David Savard got his stick on a shot by Boston's Jake DeBrusk, which should have ended the immediate scoring threat. Instead, the puck fluttered into the air toward the net, and Sergei Bobrovsky did the right thing -- back up against the crossbar so the puck couldn't go off his back and into the net.
Then came another unlikely bounce. From there, the puck landed on the back bar of the top of the net and bounded right back toward Bobrovsky. As Bobrovsky relaxed a bit off the bar -- the puck should have landed somewhere by then, after all, and he needed to be ready to get his pads on the ice if the Bruins were trying to jam it home -- the puck landed on his shoulder, crawled down his arm and landed in the net.
It was, in a word, a brutal start, especially when the puck gods were clearly on the other side again less than a minute later when Josh Anderson's 2-on-1 chance hit the crossbar.
"That's a weird goal, but you just have to move past it," Foligno said before suggesting the Jackets then got away from their game in an attempt to get the goal back. "I felt like we opened ourselves up too early. We didn't need to do that."
Columbus also gave up some weird ones later, as well. The third goal was the result of a miscommunication between Seth Jones and Zach Werenski in front of Bobrovsky, and even the sixth goal after Columbus had built some momentum saw goalie Joonas Korpisalo and the defenders in front of him cross each other up, leading to an easy tap-in.
"First and third goals were kind of funny goals," Tortorella said. "Yeah, they are crazy goals, but we got what we deserved tonight."
2. Checked up: Over the past five games, Columbus had played swarming hockey, moving in groups of five, as Tortorella said before the game.
That was true in both the offensive and defensive zones. Offensively, the Jackets had great puck support and were able to feed off of that to create chances. Defensively, they had been defending as a team, not allowing players open ice and always getting a stick in to take away scoring chances.
That's essentially what Boston did to the Jackets, preventing Columbus from getting time and space to do anything creative offensively for large stretches of the game. On the other end, the Bruins were like bumblebees on the puck, always buzzing and always having support once they got the puck.
It was a flipping of the script Foligno noticed.
"I think that's a good lesson for us," he said. "That's playoff hockey. This is what wins this time of year, and the team that does it better than the other one is going to win. They didn't do anything special offense-wise, it was just checking better, which led to offense."

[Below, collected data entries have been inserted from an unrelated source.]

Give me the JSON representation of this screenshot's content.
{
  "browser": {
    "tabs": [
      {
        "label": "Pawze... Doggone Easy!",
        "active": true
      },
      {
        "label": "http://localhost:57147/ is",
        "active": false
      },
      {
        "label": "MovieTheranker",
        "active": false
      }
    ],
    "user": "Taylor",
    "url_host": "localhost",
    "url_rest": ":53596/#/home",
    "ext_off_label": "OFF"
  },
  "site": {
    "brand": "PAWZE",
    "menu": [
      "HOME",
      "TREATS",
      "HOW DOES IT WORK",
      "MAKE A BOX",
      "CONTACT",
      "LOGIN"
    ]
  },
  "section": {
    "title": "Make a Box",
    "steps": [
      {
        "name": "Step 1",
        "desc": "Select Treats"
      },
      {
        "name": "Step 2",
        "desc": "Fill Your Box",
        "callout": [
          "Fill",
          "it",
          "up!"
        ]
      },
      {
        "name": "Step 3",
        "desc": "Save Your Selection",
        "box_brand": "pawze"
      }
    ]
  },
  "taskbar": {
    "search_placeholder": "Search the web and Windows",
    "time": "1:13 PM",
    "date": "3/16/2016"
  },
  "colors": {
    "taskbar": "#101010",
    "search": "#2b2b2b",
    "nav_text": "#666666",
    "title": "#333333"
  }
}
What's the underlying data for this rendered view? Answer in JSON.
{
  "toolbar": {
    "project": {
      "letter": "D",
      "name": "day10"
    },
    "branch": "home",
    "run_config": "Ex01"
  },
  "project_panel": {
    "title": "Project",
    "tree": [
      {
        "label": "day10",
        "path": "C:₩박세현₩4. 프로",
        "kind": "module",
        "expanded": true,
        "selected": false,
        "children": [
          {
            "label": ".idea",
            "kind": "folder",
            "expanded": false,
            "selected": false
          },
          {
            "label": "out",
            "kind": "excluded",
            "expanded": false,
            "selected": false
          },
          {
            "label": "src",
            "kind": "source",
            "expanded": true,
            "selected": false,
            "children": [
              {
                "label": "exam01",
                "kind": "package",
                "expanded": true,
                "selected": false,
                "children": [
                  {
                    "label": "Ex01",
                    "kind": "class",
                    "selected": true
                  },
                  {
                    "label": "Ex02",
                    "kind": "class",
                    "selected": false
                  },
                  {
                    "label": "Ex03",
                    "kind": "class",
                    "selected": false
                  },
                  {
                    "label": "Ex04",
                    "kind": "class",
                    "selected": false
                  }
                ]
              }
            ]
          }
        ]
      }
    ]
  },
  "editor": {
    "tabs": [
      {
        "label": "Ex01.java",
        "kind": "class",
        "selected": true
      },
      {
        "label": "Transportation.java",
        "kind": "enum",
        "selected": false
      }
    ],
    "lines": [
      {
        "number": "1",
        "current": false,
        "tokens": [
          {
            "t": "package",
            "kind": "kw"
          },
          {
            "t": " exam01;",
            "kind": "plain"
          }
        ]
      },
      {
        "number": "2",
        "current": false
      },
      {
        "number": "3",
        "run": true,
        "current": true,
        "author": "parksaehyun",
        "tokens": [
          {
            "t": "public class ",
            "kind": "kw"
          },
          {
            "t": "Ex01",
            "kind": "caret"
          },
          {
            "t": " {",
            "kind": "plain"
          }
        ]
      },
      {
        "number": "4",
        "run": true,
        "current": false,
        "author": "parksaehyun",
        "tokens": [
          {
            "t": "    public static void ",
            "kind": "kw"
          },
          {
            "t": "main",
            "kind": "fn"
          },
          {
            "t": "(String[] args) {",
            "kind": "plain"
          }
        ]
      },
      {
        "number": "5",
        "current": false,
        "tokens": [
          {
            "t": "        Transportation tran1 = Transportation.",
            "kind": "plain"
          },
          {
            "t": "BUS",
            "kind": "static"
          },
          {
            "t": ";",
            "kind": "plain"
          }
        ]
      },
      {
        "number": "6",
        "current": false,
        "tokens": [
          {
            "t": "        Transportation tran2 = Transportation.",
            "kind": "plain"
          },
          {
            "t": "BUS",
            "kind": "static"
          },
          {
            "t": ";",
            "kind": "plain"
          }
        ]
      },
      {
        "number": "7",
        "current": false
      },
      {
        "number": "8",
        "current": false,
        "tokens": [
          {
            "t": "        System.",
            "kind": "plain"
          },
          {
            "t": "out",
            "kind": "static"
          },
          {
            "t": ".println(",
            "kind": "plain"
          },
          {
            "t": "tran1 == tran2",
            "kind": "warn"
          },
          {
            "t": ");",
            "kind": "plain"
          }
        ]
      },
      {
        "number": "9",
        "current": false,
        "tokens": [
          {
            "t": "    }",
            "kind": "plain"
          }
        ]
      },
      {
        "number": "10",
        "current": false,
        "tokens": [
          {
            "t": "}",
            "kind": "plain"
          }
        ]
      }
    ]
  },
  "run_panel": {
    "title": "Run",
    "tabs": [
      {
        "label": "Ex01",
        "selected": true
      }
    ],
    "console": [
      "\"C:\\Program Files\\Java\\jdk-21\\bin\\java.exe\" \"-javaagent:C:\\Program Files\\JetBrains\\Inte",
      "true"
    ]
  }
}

3. Moving on: Based on the uniform answers given by players and coaches alike after the game, the team message after the game was to get this game out of their system as quickly as possible.

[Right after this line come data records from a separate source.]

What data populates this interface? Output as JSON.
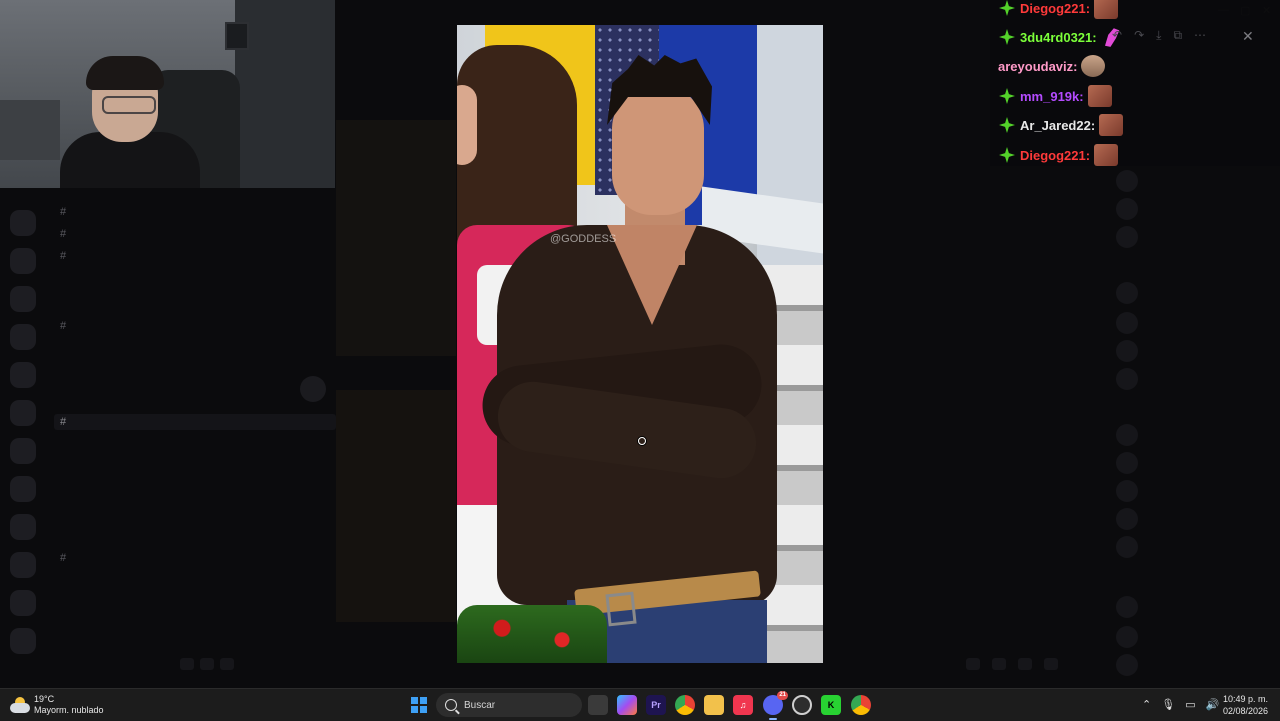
{
  "viewer": {
    "window_title": "",
    "image_watermark": "@GODDESS",
    "controls": [
      "reply",
      "forward",
      "download",
      "open-external",
      "more"
    ],
    "close_label": "✕"
  },
  "discord": {
    "channel_title": "",
    "message_preview": "",
    "channels": [
      {
        "name": "",
        "icon": "hash"
      },
      {
        "name": "",
        "icon": "hash"
      },
      {
        "name": "",
        "icon": "hash"
      },
      {
        "name": "",
        "icon": "hash"
      },
      {
        "name": "",
        "icon": "hash"
      },
      {
        "name": "",
        "icon": "hash"
      }
    ],
    "members": [
      {
        "name": ""
      },
      {
        "name": ""
      },
      {
        "name": ""
      },
      {
        "name": ""
      },
      {
        "name": ""
      },
      {
        "name": ""
      },
      {
        "name": ""
      },
      {
        "name": ""
      },
      {
        "name": ""
      },
      {
        "name": ""
      },
      {
        "name": ""
      },
      {
        "name": ""
      },
      {
        "name": ""
      },
      {
        "name": ""
      },
      {
        "name": ""
      }
    ]
  },
  "stream_chat": {
    "messages": [
      {
        "user": "Diegog221:",
        "color": "#ff3a3a",
        "prime": true,
        "emote": "face-emote"
      },
      {
        "user": "3du4rd0321:",
        "color": "#7cff3a",
        "prime": true,
        "emote": "pink-emote"
      },
      {
        "user": "areyoudaviz:",
        "color": "#ff9ac8",
        "prime": false,
        "emote": "face-emote-2"
      },
      {
        "user": "mm_919k:",
        "color": "#b44bff",
        "prime": true,
        "emote": "face-emote"
      },
      {
        "user": "Ar_Jared22:",
        "color": "#e8e8e8",
        "prime": true,
        "emote": "face-emote"
      },
      {
        "user": "Diegog221:",
        "color": "#ff3a3a",
        "prime": true,
        "emote": "face-emote"
      }
    ]
  },
  "taskbar": {
    "weather_temp": "19°C",
    "weather_desc": "Mayorm. nublado",
    "search_label": "Buscar",
    "apps": [
      {
        "name": "task-view",
        "label": "",
        "color": "#3a3a3a"
      },
      {
        "name": "copilot",
        "label": "",
        "color": "#7a5cf0"
      },
      {
        "name": "premiere",
        "label": "Pr",
        "color": "#1e1450"
      },
      {
        "name": "chrome",
        "label": "",
        "color": "#e9a93a"
      },
      {
        "name": "file-explorer",
        "label": "",
        "color": "#f2c14b"
      },
      {
        "name": "music",
        "label": "♫",
        "color": "#f0364f"
      },
      {
        "name": "discord",
        "label": "",
        "color": "#5865f2",
        "badge": "21"
      },
      {
        "name": "obs",
        "label": "",
        "color": "#2d2d2d"
      },
      {
        "name": "kick",
        "label": "K",
        "color": "#28d232"
      },
      {
        "name": "chrome-profile",
        "label": "",
        "color": "#4aa3e6"
      }
    ],
    "clock_time": "10:49 p. m.",
    "clock_date": "02/08/2026"
  }
}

"We've already moved by it," Tortorella said. "We are going to move by it and get ready for our next game."
It's been the same reaction all year whenever the Blue Jackets have had anything close to a clunker, and that has served the team well for most of the season.
Plus, Columbus still controls its own destiny in the race for a playoff bid. While Montreal drew even, the Jackets have the tiebreaker, and wins at the New York Rangers and Ottawa on Friday and Saturday will punch the team's return to the Stanley Cup Playoffs.
In other words, Columbus still has it all the play for in the last two games.
"This isn't anywhere near over," Foligno said. "Obviously a disappointment we couldn't take advantage of a game tonight we felt we should have done better in, but we're not going to dwell on it. We're going to get ready for our next one. That's how you have to face it this time of year."